And now it appears there is another. During the year 1892 the officers of the Museum of Gîzeh, under the direction of M. de Morgan, excavated a temple at Memphis to the north of the hut containing the recumbent statue of Rameses, and during their work they found two magnificent statues of Ptah, "les plus remarquables statues divines qu'on ait encore trouvées en Égypte,"[88] and a colossal model in rose granite of the sacred boat of Ptah.

These discoveries have led the officers in question to the conclusion that the building among the ruins of which these priceless treasures have been found is veritably the world-renowned temple of Ptah of Memphis. It may, therefore, be accepted as such for the purpose of the present inquiry, although it is difficult to reconcile its emplacement in relation to the statues with the accounts given by the Arab historians.

In January, 1893, Captain Lyons, R.E., was good enough to accompany me to determine the orientation of the newly uncovered temple walls. We had already, two years previously, carefully measured the bearings of the statues of Rameses. We found the temple in all probability facing westwards, and not eastwards; this we determined by a seated statue facing westwards; and we concluded its orientation, assuming a magnetic variation of 4½° west, to be 12¾° north of west, and the hills in front of it, assuming the village of Mît-Rahîneh non-existent, to be 50′ high.

Here, then, we get reproduced almost absolutely the conditions of the obelisk at Heliopolis in a Ptah temple oriented to Capella 5200 B.C.

We are driven, then, to the conclusion that the star Capella is personified by Ptah, and that as Capella was worshipped setting, Ptah is represented as a mummy. If this be so, we must also accept another conclusion: the temples both at Annu and Memphis were dedicated to Ptah.

About 5300 B.C. we seem almost in the time of the divine dynasties, and begin to understand how it is that in the old traditions Ptah precedes Rā and is called "the father of the beginnings, and the creator of the egg of the Sun and Moon."[89]
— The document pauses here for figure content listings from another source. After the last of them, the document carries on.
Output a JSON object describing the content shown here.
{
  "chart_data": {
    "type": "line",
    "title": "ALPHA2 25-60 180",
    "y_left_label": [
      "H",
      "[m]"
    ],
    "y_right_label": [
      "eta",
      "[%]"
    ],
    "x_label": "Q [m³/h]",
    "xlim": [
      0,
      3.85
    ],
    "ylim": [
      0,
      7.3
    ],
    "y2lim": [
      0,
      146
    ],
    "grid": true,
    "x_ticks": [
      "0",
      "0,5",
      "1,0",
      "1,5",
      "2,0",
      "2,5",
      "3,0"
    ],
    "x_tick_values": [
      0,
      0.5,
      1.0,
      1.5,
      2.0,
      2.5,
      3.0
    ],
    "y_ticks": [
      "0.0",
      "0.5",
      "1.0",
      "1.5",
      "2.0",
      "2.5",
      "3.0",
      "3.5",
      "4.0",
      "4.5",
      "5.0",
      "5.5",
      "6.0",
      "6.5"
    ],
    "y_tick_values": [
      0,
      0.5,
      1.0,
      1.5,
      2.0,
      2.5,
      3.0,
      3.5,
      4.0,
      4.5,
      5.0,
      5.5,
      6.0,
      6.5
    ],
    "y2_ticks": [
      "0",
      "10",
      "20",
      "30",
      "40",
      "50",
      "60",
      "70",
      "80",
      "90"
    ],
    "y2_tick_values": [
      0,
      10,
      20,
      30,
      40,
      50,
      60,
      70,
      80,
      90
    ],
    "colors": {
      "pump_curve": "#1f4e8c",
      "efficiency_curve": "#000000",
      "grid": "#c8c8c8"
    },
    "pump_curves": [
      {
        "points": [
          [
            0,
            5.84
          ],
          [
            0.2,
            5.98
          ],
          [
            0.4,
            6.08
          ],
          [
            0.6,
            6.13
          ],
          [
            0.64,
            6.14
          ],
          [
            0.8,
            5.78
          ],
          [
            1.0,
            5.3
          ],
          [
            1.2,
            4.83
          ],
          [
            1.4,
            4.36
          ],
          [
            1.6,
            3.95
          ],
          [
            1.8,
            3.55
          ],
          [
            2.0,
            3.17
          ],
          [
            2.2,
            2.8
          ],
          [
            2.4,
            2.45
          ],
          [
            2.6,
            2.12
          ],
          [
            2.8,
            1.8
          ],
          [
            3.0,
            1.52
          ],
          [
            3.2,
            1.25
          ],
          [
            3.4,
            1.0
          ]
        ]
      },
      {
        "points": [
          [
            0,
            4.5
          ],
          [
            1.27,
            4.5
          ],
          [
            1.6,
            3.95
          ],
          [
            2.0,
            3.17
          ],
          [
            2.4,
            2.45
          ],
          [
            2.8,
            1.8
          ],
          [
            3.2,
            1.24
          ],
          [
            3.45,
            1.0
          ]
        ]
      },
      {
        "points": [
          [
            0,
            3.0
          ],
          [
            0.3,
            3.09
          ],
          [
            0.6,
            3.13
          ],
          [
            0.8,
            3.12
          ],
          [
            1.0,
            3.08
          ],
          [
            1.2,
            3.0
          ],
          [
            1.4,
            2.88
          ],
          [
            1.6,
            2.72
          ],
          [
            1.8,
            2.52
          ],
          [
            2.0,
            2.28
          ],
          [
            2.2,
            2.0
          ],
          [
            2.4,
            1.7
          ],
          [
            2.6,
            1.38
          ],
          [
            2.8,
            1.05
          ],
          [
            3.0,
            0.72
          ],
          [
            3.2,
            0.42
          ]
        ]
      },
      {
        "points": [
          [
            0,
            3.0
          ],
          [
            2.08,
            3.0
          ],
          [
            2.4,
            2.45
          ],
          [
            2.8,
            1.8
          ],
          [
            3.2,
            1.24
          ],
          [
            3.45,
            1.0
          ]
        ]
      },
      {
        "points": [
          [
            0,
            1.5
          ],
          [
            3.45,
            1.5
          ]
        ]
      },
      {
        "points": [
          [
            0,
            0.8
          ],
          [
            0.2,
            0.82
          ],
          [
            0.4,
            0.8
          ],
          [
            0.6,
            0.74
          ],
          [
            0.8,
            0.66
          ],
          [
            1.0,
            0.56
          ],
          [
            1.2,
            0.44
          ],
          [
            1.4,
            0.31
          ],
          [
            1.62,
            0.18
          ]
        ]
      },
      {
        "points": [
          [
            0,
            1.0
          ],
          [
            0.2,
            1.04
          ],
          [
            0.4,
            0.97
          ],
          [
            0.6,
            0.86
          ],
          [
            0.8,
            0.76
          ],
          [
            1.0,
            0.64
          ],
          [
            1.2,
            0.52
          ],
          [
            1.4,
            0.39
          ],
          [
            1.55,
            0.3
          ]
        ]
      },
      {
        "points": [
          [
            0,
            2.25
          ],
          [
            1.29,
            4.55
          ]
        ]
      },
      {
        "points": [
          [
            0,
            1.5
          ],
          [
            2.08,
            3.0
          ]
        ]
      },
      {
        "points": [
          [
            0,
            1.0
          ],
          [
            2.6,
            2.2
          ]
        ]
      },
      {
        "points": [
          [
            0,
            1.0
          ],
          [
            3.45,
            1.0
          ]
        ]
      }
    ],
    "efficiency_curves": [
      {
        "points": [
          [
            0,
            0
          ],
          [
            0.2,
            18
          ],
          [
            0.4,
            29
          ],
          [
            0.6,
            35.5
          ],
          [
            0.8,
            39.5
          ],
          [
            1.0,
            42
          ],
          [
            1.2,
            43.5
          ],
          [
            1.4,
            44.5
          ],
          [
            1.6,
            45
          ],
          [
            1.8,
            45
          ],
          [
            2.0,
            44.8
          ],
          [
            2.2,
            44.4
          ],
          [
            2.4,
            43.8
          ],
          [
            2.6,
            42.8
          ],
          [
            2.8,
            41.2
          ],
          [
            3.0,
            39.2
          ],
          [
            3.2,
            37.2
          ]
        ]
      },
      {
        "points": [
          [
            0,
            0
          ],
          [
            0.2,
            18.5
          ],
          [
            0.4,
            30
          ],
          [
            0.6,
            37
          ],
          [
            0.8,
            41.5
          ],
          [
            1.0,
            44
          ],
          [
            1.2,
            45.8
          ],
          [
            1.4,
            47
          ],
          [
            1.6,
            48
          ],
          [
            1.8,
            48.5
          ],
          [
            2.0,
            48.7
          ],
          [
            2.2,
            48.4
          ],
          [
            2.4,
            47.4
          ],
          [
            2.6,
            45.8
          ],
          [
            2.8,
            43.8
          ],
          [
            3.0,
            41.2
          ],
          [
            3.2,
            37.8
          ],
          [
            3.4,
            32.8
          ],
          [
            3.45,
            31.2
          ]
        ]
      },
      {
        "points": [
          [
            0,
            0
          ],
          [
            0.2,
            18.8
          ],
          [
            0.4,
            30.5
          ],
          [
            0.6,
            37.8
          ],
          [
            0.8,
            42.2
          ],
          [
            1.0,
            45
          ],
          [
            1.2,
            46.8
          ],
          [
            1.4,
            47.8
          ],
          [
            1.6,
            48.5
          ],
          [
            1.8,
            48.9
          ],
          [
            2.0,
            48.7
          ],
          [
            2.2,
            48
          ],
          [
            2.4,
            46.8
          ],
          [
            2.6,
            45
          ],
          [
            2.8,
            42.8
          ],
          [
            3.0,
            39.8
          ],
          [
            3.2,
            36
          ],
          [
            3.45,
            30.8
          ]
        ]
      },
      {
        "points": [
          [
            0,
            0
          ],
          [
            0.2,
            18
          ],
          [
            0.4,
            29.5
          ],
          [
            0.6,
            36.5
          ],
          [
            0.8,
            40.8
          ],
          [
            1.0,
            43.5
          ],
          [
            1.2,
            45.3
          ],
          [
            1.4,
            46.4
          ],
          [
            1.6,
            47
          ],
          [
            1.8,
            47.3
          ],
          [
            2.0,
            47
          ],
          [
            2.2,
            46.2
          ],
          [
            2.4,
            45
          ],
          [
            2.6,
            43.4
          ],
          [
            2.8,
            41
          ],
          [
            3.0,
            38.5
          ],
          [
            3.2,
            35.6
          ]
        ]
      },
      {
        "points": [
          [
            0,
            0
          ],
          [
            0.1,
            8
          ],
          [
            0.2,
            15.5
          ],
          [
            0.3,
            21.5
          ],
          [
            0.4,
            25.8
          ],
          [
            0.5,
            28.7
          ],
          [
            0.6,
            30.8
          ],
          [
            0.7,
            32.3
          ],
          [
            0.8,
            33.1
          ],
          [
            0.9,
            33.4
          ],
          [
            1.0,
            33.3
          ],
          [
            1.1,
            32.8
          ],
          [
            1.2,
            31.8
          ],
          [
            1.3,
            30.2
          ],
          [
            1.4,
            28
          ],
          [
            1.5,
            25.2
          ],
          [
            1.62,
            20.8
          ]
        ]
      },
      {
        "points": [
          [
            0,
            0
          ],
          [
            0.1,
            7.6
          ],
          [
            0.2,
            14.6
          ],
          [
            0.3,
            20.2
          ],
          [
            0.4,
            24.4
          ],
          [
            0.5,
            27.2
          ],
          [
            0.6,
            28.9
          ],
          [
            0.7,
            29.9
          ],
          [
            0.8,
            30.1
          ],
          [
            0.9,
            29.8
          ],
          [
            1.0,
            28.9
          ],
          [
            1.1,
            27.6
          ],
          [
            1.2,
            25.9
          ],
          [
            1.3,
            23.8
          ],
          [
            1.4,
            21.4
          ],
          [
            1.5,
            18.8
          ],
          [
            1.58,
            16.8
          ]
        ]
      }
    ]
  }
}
We are driven to the conclusion that this worship at Annu and Memphis was the worship of the sun's disc when setting, at the time of the year heralded by Capella, when it had the declination of 10° north. The dates on which the sun had this declination were, as already stated, about April 18 and August 24 of our Gregorian year. The former, in Egypt, dominated by the Nile, was about the time of the associated spring and harvest festivals.

So much for the Ptah mummy form of the Sun-God, to which the Theban priests erected no important temples. There was still another mummy form of the Sun-God, the worship of which existed at Thebes, but which they did their best to abolish by the intensification of the worship of Amen-Rā.

At Thebes, as we have seen, the temple of Mut is associated with one at right angles to it, facing north-west. The amplitudes are 72½° north of east and 17½° north of west. I have shown that the temple of Mut would allow γ Draconis to be seen along its axis about 3200 B.C. I now state that Spica would be seen along the axis of the rectangular temple at the same time.

The cult in this temple-system there can be no doubt, I think, was the worship of Min, otherwise read Amsu, or Khem in ithyphallic mummy form. This was associated possibly with a harvest-home festival on May 1. (Amplitude of temple, 17½° north of west = declination 15° = sun's N. declination on May 1.)